The results of a head-to-head comparison of biodistribution of two dimeric variants of B7-H3 Affibody molecules (Z_AC12*-Z_AC12*-GGGC and Z_AC12*-Z_{Taq_3}-GGGC) and the best monomeric variant (SYNT-179) labelled with ^99mTc at 4 h after injection in tumour-bearing mice are presented in Fig. 5 and supplemental Table 1. Biodistribution data demonstrated significantly (p < 0.05) lower blood concentration for Z_AC12*-Z_AC12*-GGGC than for Z_AC12*-Z_{Taq_3}-GGGC. There was no significant difference (p > 0.05) in blood concentration for Z_AC12*-Z_AC12*-GGGC and SYNT-179. The tumour uptake of [^99mTc]Tc-Z_AC12*-Z_AC12*-GGGC (1.25 ± 0.36%ID/g) and [^99mTc]Tc-SYNT-179 (2.17 ± 0.54%ID/g) was significantly (p < 0.05) higher than that for [^99mTc]Tc- Z_AC12*-Z_{Taq_3}-GGGC (0.15 ± 0.05%ID/g).

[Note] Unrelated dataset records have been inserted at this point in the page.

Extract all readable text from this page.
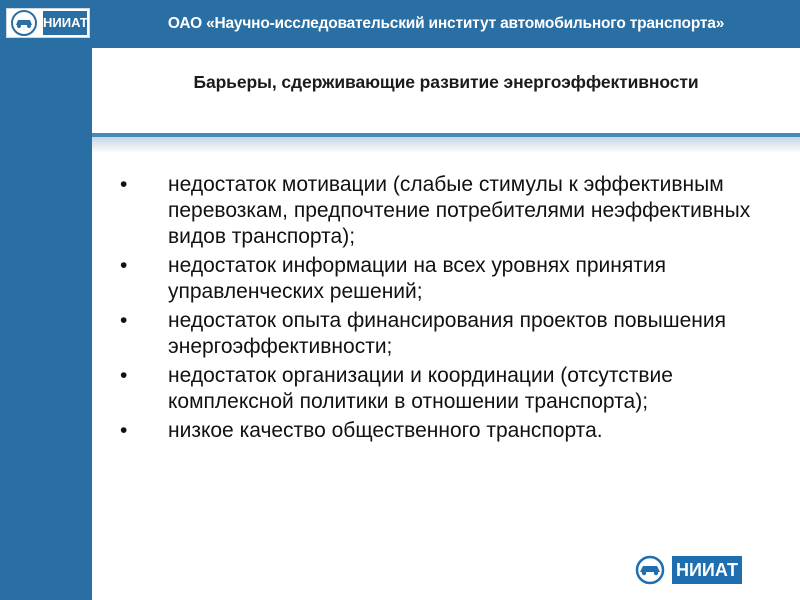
НИИАТ	ОАО «Научно-исследовательский институт автомобильного транспорта»
Барьеры, сдерживающие развитие энергоэффективности
• недостаток мотивации (слабые стимулы к эффективным перевозкам, предпочтение потребителями неэффективных видов транспорта);
• недостаток информации на всех уровнях принятия управленческих решений;
• недостаток опыта финансирования проектов повышения энергоэффективности;
• недостаток организации и координации (отсутствие комплексной политики в отношении транспорта);
• низкое качество общественного транспорта.
НИИАТ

However, there was no significant difference between tumour uptake of [^99mTc]Tc-Z_AC12*-Z_AC12*-GGGC and [^99mTc]Tc-SYNT-179 (p > 0.05). The hepatic uptake was significantly (p < 0.05) lower for [^99mTc]Tc-Z_AC12*-Z_AC12*-GGGC (1.80 ± 0.42%ID/g) than for [^99mTc]Tc-Z_AC12*-Z_{Taq_3}-GGGC (3.81 ± 0.60%ID/g). Still, [^99mTc]Tc-SYNT-179 showed significantly (p < 0.05) lower hepatic uptake (0.33 ± 0.09%ID/g) in comparison to both dimeric variants. The renal uptake was at the same level for all radioconjugates (16.74 ± 3.61%ID/g, 12.04 ± 2.82%ID/g and 11.87 ± 2.08 for [^99mTc]Tc-Z_AC12*-Z_AC12*-GGGC, [^99mTc]Tc-Z_AC12*-Z_{Taq_3}-GGGC and [^99mTc]Tc-SYNT-179, respectively). Dimeric variants had a tendency for lower accumulation in the intestines with content, although their uptake in small intestine wall did not differ significantly.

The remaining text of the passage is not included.